Making the best brand decisions depends on getting the most accurate input from all relevant audiences—whether patients, caregivers, physicians, payers, or allied health professionals. In today’s multi-tasking world, however, it can be challenging to attract target segments to participate in healthcare studies—and even tougher to ensure they provide thoughtful, detailed responses.
To understand what motivates people to take surveys, SSI asks participants at the end of every project what they thought of the experience—and why. In analyzing 600 random responses, we discovered eight characteristics that respondents agree ensure a great survey experience.
IN RESEARCH, CASH IS NOT NECESSARILY KING!
If asked what makes respondents happy, most people would guess money or other tangible prizes. Only seven of our 600 respondents, however, mentioned rewards as a reason for their satisfaction—even though almost all received some compensation.
We often think we have to pay respondents to keep them contributing. To increase participation, however, it can be more important to understand respondents’ real motivators—the eight non-tangible rewards they identify as key in driving satisfaction.
1. EASE OF USE:
Of our 600 respondents, 93 said they like surveys that are easy. We often underestimate how cognitively difficult some surveys are. When we ask long, complex questions in a daunting format, such as a grid, it is hard work. People are willing to challenge themselves, but in the absence of live interviewers in the online world, we must remember to keep questionnaires simple.
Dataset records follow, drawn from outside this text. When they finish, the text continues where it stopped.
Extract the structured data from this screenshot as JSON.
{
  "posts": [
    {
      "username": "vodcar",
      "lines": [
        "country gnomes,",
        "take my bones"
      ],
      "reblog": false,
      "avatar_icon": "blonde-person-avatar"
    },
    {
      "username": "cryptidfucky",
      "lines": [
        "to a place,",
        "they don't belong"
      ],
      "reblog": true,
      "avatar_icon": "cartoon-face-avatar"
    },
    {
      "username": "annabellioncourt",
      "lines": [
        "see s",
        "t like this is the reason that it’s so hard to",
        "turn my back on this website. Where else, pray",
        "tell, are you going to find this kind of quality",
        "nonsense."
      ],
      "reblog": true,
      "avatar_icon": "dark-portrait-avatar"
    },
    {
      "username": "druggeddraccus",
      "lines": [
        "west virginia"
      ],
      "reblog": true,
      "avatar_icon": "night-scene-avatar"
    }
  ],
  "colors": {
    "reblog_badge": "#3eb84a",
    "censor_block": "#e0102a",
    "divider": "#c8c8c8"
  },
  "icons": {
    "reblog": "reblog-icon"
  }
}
2. RESPECT FOR THEIR TIME:
84 respondents included the words “quick,” “short,” or “fast” as a reason for being satisfied. When we think of physicians dealing with overloaded schedules, caregivers coping with 24/7 demands, and patients struggling with their conditions, it’s clear why we need to keep questionnaires focused and to the point.
If we can make a connection between the person and the survey content, we are rewarded with enthusiasm. When research focuses on specific medical conditions, there is a natural relevance we can build on in our surveys. For example, in a world of social networking, taking a survey can be another avenue for people to connect with those facing the same issues. “It…would be interesting to know about others’ experiences in this area,” said one participant. Relevance can be reinforced by letting respondents know their participation can guide future R&D efforts—or offering a donation to a charity supporting those suffering with the same disease.
4. OPPORTUNITY TO LEARN:
Today, news and opinion-giving are closely linked. People expect to get information from online sources and give their feedback on what they read. When we ask people to share opinions, it seems natural to give them the opportunity to learn something at the same time. Many people mentioned this as a satisfaction driver. “I learned a few things about Healthcare Reform,” said one respondent. Providing new information about the disease state or issue being studied can go a long way to capture attention.
5. GOOD QUESTIONNAIRE DESIGN AND NO TECHNICAL GLITCHES:
People know and appreciate a good survey. Positive comments include: “Really good graphics that loaded quickly,” “I liked how there were several choices listed, and you could choose more than one,” and “I liked that it was two parts, because it made it easier to keep focused.”
6. TIME TO PAUSE AND REFLECT:
Surveys give people a chance to reflect. The act of reporting what they think, do, and believe can lead people to change. For example, sharing their daily treatment routines may force people to realize they have been non-compliant with taking their medications or following doctors’ instructions—and that can lead them to change their behaviors.
7. A BREAK IN THE ROUTINE:
So many surveys are similar that participants get excited when we offer something different. Adding elements of “gamification” tied to behaviors we want to encourage—such as giving participants a time limit to complete a task—can keep people engaged.
Many people mentioned “fun” as the reason for their satisfaction, and 28 used the word “love.” More people than we think “love” taking surveys! Following these 8 “rules” ensures a win-win. Brand managers gain the reliable information they need to make effective decisions—and respondents have positive research experiences that motivate participation in future studies.